Married indie folk duo reflect on how music saved their marriage and releasing their first full-length record.
Andrew and Kristen Camp say they’ve spent a lot of time talking about what their “why” is for making music as indie-folk duo, The January Lanterns. They say it’s to tell the stories that need to be told, but that wasn’t their original intent.
The January Lanterns were a byproduct of the couple’s attempt to save their marriage through songwriting. They married on a bitterly cold January day years before forming the group in 2017. More recently, the Camps celebrated the release of the group’s first full-length album with a well-attended March 12 release party at The Blue Note.
“A question we get a lot is about how we came up with the name ‘The January Lanterns,’” Kristen explains. “We kind of view it as like two lanterns lost in a fog, and that’s how our marriage felt for a really long time — you could only see a distant glow. We were just trying to make things work.”

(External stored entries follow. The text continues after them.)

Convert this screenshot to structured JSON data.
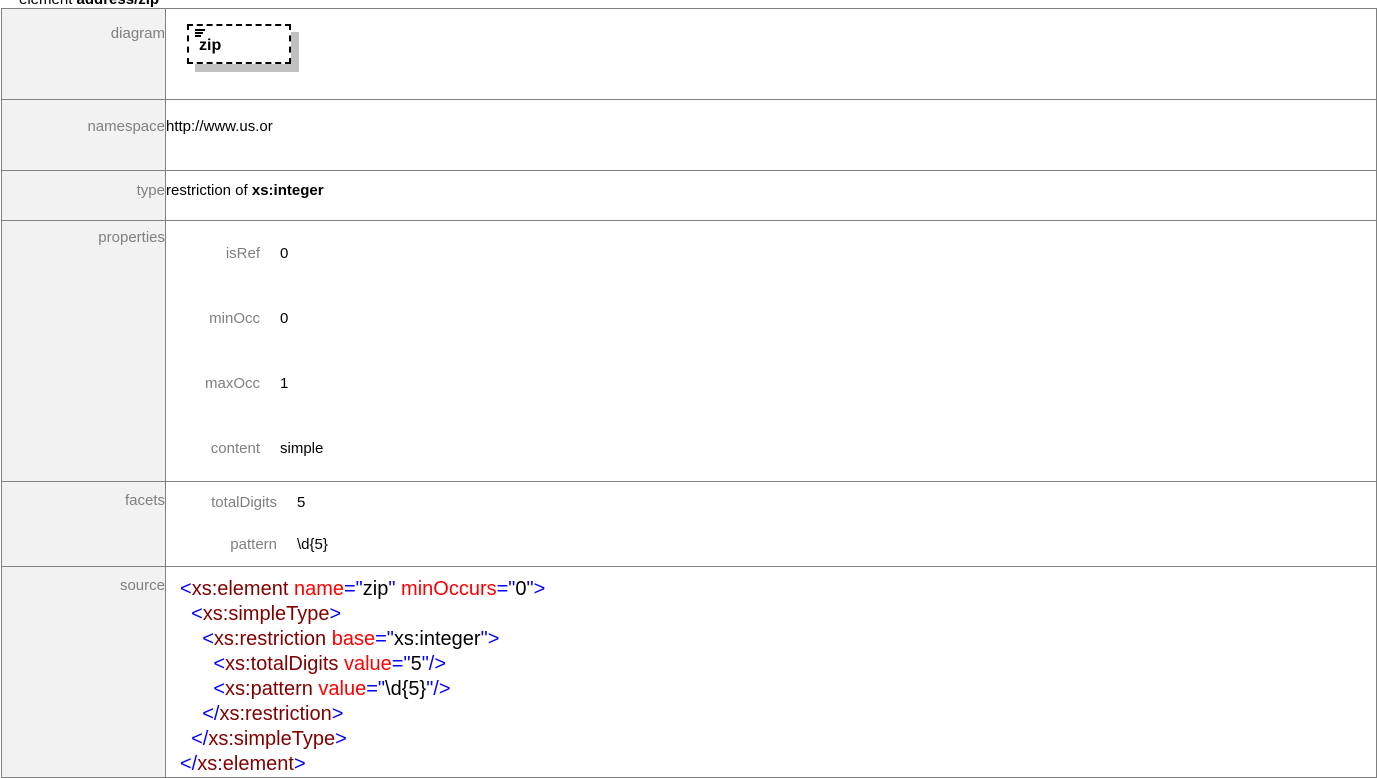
{
  "title": {
    "prefix": "element",
    "name": "address/zip"
  },
  "labels": {
    "diagram": "diagram",
    "namespace": "namespace",
    "type": "type",
    "properties": "properties",
    "facets": "facets",
    "source": "source"
  },
  "diagram": {
    "element_name": "zip",
    "icon": "element-content-icon"
  },
  "namespace": "http://www.us.or",
  "type": {
    "prefix": "restriction of",
    "base": "xs:integer"
  },
  "properties": [
    {
      "key": "isRef",
      "value": "0"
    },
    {
      "key": "minOcc",
      "value": "0"
    },
    {
      "key": "maxOcc",
      "value": "1"
    },
    {
      "key": "content",
      "value": "simple"
    }
  ],
  "facets": [
    {
      "key": "totalDigits",
      "value": "5"
    },
    {
      "key": "pattern",
      "value": "\\d{5}"
    }
  ],
  "source": {
    "open_element": "xs:element",
    "attr_name": "name",
    "attr_name_val": "zip",
    "attr_minOccurs": "minOccurs",
    "attr_minOccurs_val": "0",
    "simpleType": "xs:simpleType",
    "restriction": "xs:restriction",
    "attr_base": "base",
    "attr_base_val": "xs:integer",
    "totalDigits": "xs:totalDigits",
    "attr_value": "value",
    "totalDigits_val": "5",
    "pattern": "xs:pattern",
    "pattern_val": "\\d{5}"
  },
  "colors": {
    "tag": "#0000ff",
    "element_name": "#800000",
    "attribute": "#ff0000",
    "label_text": "#808080",
    "label_bg": "#f2f2f2"
  }
}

Andrew, 32, and Kristen, 33, each grew up in Columbia and performed in choir and musicals together at Rock Bridge High School. They started dating at age 16, got married five years later, and had their first of four children within a year of tying the knot. Looking back, both agree that their marriage got lost amidst all those milestones, which led to each of them going through the motions — and that wasn’t working anymore.
At her wit’s end one night, Kristen remembers turning to Andrew and asking what he wanted from her. Expecting Andrew to rattle off a laundry list of her faults, he instead shocked her by saying, “‘I just want to get up with you at 5 a.m. tomorrow, and I want to have coffee with you on our deck.’ So we started getting up at 5 a.m. before the kids got up and we did that for a really long time. And during those 5 a.m. meetings, we slowly worked through all of these issues and we started writing songs that captured that.”
Kristen makes singing look and sound effortless. Her tone is pure — smooth and energetic, but with incredible range. Andrew accompanies on guitar, but has a voice just as smooth as his wife’s. You can really feel the emotions behind the lyrics when he sings.
Asked to describe their style, the Camps say, “Think Phoebe Bridgers’ lyrics meets Bon Iver’s backing tracks and The Paper Kites’ harmonies.”
“Writing songs and singing together and sharing our story was a freeing way to realize that we have a special story, and maybe help other people who have been down a similar road,” Andrew says.
The couple had some recording gear from some previous projects and decided to try putting some tracks down. They spent a year turning a spare bedroom into a recording studio. The next challenge was not letting perfection be the enemy of good.
“We were really used to everything being perfect,” Kristen remembers. “But we really felt like this could be our own thing — it doesn’t have to be perfect, we could release it, and the imperfection could be part of the story.”
“Let’s just do it. It’s going to sound really bad, probably, but that’s OK,” Andrew recalls. “And if anything, I’d rather have this curve where we get better instead of the first thing we make is perfect with no [upward] trajectory.”
In 2017, The January Lanterns began releasing singles, debuting a handful of songs every year through 2020 and booking gigs. Then, like so many artists did during the pandemic, Andrew and Kristen went to work on their first full-length album, “For the Kids, When They’re Older.”
“We were done [with the album] in May 2020, and wanted to release it that fall, but we couldn’t because of Covid. Even in early 2021, we were thinking about releasing it [but couldn’t because of Covid again],” Andrew says.
But 2022 is their year! The release party show was packed, and the crowd loved the interactions between Andrew and Kristen on stage. The duo openly shared the stories of their marital woes while exchanging loving glances and little jokes with each other.
Unlike a lot of musicians their age, the Camps have four children under the age of 9. Moving forward, they say they’ll be selective about which gigs they’ll play so they can be home more. Something they’re working on right now is getting their music licensed to be used in movies and TV. It’s work that can be done from home for Kristen, who is acting as the band’s full-time CEO while Andrew works as a software engineer at Veterans United Home Loans.
“Songwriting really helped us to find each other again in the fog and fall back in love,” Kristen says. “I realize that sounds really cheesy, but it taught us to look each other in the eyes again. We got so lost in the day-to-day stuff.” One track on the album is called “Thick Fog,” which begins with the lyric “I’ll see you in the morning, at five I won’t be snoring” and ends with “Let’s fall in love, again and again and again.”
It pays homage to their marital journey, and serves as a reminder that they’ll always know how to find each other in the fog.